Case Report On Management of PNC with Acute pancreatitis.
Abstract
Acute pancreatitis is a rare occurrence in pregnancy, occurring in approximately 3 out of every 10,000 pregnancies. The severity of AP in pregnancy ranges from mild to severe, with necrosis, abscesses, pseudocysts, and multiple organ dysfunction syndromes. Pregnancy-related haematological and biochemical changes influence the interpretation of diagnostic tests and assessments. Acute pancreatitis during pregnancy is an uncommon occurrence that is linked to a significant risk of maternal death and foetal loss. Gallstone disease is assumed to be the most prevalent cause of acute pancreatitis, though the exact reason is unknown in many cases.
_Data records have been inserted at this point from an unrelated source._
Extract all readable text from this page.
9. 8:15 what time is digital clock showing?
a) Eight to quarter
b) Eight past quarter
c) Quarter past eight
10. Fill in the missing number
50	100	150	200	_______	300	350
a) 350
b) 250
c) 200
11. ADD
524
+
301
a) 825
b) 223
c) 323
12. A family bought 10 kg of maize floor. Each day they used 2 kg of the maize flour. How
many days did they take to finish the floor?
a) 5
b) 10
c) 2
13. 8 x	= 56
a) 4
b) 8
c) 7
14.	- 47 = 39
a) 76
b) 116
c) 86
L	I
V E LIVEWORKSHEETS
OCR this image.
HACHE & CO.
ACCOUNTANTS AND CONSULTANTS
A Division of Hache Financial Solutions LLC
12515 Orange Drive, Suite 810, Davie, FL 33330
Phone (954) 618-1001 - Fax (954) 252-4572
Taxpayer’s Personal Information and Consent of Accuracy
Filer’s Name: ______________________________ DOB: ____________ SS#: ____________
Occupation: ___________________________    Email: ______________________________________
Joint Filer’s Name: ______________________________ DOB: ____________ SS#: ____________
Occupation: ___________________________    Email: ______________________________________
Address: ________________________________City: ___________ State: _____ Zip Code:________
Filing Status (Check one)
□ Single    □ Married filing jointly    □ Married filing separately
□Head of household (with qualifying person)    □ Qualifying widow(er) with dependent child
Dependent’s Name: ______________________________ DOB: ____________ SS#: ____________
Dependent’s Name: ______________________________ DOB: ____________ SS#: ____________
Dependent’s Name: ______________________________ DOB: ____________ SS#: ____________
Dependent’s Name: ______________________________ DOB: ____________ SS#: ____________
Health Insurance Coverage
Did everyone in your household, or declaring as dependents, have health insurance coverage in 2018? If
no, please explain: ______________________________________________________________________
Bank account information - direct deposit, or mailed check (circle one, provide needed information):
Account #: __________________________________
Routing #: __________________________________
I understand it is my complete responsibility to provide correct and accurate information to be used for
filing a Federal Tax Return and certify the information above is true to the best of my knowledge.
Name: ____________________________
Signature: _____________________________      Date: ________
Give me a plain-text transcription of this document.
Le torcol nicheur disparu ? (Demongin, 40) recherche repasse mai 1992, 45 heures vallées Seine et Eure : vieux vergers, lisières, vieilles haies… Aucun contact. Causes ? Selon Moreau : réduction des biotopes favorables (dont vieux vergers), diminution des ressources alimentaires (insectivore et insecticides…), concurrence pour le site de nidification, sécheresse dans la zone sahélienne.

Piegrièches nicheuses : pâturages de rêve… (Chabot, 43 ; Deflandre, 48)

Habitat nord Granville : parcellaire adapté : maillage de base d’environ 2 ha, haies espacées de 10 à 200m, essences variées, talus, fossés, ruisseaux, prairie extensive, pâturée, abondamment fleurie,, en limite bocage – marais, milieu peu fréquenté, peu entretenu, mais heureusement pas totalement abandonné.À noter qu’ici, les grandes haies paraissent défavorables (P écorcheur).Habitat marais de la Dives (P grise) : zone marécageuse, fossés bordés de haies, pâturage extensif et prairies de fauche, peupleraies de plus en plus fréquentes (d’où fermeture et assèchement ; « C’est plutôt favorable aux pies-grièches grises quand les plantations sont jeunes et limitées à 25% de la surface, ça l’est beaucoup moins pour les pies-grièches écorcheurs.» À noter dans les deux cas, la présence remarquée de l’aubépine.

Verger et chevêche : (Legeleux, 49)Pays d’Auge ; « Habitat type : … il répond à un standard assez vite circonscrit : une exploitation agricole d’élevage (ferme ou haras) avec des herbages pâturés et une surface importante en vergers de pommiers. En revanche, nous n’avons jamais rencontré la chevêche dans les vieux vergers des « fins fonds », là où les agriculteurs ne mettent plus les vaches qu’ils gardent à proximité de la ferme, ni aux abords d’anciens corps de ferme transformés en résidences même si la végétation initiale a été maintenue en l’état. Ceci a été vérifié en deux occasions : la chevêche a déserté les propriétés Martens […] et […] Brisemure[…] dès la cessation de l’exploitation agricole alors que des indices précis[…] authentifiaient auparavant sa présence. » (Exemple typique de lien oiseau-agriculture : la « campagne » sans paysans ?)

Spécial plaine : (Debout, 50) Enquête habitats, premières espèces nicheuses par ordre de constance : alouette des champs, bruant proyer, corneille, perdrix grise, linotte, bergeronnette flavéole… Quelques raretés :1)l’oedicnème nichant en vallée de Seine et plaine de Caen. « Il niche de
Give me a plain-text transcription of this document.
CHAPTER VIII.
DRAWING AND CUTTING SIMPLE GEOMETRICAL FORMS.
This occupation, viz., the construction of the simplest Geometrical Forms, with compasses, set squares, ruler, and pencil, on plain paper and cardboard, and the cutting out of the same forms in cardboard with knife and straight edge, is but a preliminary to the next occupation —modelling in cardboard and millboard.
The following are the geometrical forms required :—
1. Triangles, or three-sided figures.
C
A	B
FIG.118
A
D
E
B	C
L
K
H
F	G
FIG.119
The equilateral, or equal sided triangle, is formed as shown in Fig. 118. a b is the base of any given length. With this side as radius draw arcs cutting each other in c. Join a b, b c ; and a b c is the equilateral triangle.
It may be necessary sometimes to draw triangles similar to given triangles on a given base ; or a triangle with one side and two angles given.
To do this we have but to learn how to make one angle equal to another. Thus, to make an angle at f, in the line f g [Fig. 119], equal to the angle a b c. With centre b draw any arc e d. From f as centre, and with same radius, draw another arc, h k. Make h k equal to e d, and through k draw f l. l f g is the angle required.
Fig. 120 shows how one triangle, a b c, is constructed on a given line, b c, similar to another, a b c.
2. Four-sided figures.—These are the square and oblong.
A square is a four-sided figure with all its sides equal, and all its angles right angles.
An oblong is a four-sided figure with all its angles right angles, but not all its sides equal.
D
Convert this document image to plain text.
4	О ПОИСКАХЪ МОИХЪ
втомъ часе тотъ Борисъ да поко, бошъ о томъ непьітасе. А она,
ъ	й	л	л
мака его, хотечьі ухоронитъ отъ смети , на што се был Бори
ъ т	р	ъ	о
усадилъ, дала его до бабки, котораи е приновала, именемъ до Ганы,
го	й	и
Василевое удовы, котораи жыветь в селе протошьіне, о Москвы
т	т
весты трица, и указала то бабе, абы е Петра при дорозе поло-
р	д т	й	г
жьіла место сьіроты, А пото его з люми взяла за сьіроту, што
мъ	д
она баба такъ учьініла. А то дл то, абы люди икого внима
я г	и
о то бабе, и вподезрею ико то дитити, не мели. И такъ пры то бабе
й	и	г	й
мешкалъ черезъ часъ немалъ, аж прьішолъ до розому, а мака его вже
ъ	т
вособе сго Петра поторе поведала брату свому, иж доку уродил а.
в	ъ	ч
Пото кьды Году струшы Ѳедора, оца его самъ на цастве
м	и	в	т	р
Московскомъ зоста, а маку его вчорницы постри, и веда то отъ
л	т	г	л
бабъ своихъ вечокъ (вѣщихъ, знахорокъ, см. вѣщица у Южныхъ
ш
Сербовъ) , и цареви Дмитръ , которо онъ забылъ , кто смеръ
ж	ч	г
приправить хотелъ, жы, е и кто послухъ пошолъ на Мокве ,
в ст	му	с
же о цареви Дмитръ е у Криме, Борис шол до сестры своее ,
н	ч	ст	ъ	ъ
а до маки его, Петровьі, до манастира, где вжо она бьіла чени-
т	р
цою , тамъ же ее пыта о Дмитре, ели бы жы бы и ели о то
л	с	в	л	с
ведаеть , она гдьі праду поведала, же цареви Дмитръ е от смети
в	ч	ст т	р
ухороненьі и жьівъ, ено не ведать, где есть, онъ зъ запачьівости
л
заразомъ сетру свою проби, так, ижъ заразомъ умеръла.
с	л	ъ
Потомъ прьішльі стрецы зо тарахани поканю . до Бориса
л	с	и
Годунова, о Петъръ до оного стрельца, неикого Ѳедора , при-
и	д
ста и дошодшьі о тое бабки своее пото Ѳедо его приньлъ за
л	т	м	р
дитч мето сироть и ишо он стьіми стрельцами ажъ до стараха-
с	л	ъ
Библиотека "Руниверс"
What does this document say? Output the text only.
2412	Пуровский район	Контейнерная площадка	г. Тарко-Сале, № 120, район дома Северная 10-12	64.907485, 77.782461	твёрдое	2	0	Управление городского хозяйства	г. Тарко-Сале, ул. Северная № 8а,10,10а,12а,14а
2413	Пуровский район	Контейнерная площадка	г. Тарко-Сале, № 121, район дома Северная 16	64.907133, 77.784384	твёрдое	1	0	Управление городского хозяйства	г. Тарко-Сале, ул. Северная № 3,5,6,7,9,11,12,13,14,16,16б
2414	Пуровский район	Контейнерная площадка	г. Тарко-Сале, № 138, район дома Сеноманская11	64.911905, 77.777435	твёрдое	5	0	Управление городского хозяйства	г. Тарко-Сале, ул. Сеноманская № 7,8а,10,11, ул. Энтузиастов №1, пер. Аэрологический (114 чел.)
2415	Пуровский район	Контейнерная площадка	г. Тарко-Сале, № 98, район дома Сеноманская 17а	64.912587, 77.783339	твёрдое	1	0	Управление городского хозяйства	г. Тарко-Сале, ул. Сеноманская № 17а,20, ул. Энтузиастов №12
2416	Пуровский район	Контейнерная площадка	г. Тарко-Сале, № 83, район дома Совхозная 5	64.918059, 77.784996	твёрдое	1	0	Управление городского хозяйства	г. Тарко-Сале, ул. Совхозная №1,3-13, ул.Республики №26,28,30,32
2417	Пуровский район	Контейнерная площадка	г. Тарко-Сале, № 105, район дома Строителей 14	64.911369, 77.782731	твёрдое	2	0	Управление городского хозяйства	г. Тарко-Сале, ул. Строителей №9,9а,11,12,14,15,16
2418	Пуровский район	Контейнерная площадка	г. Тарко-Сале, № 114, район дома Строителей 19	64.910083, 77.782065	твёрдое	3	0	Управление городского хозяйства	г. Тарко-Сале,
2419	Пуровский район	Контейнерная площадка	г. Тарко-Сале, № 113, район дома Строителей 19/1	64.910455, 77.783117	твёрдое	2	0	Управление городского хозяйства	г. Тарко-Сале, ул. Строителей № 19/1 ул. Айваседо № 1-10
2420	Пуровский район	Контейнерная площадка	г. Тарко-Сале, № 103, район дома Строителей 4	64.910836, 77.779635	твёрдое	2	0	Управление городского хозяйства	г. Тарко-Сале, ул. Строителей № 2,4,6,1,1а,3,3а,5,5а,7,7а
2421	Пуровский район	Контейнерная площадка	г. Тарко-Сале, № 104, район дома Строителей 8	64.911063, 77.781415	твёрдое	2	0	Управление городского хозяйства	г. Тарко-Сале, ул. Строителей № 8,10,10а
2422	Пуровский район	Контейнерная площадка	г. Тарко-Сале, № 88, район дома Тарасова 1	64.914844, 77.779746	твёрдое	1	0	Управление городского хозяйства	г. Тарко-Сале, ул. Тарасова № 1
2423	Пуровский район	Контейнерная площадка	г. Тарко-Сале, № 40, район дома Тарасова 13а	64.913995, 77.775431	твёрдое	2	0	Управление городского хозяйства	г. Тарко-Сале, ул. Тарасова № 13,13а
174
We discuss the case of a 36-year-old lady who arrived with significant discomfort limited to her upper belly and radiating to her thighs at 35 weeks of pregnancy. Main symptoms and important clinical findings: She is case of 33yr old with 2nd time PNC and having pancreatitis . The symptoms included burning, stabbing pain, often radiating to the back, accompanied by nausea and/or vomiting. The main diagnoses, therapeutic intervention, and outcomes : She is 33 years old and has abdominal distention as a result of her pregnancy. Treatment included acute fluid tapping, local site dressing, catheterization with foleys. Conclusion: In conclusion, severe acute pancreatitis requiring admission to the critical care unit is associated with significant morbidity and mortality especially in patients with infected necrosis and persistent organ failure. Older patients with SAP have a worse prognosis than their younger counterparts.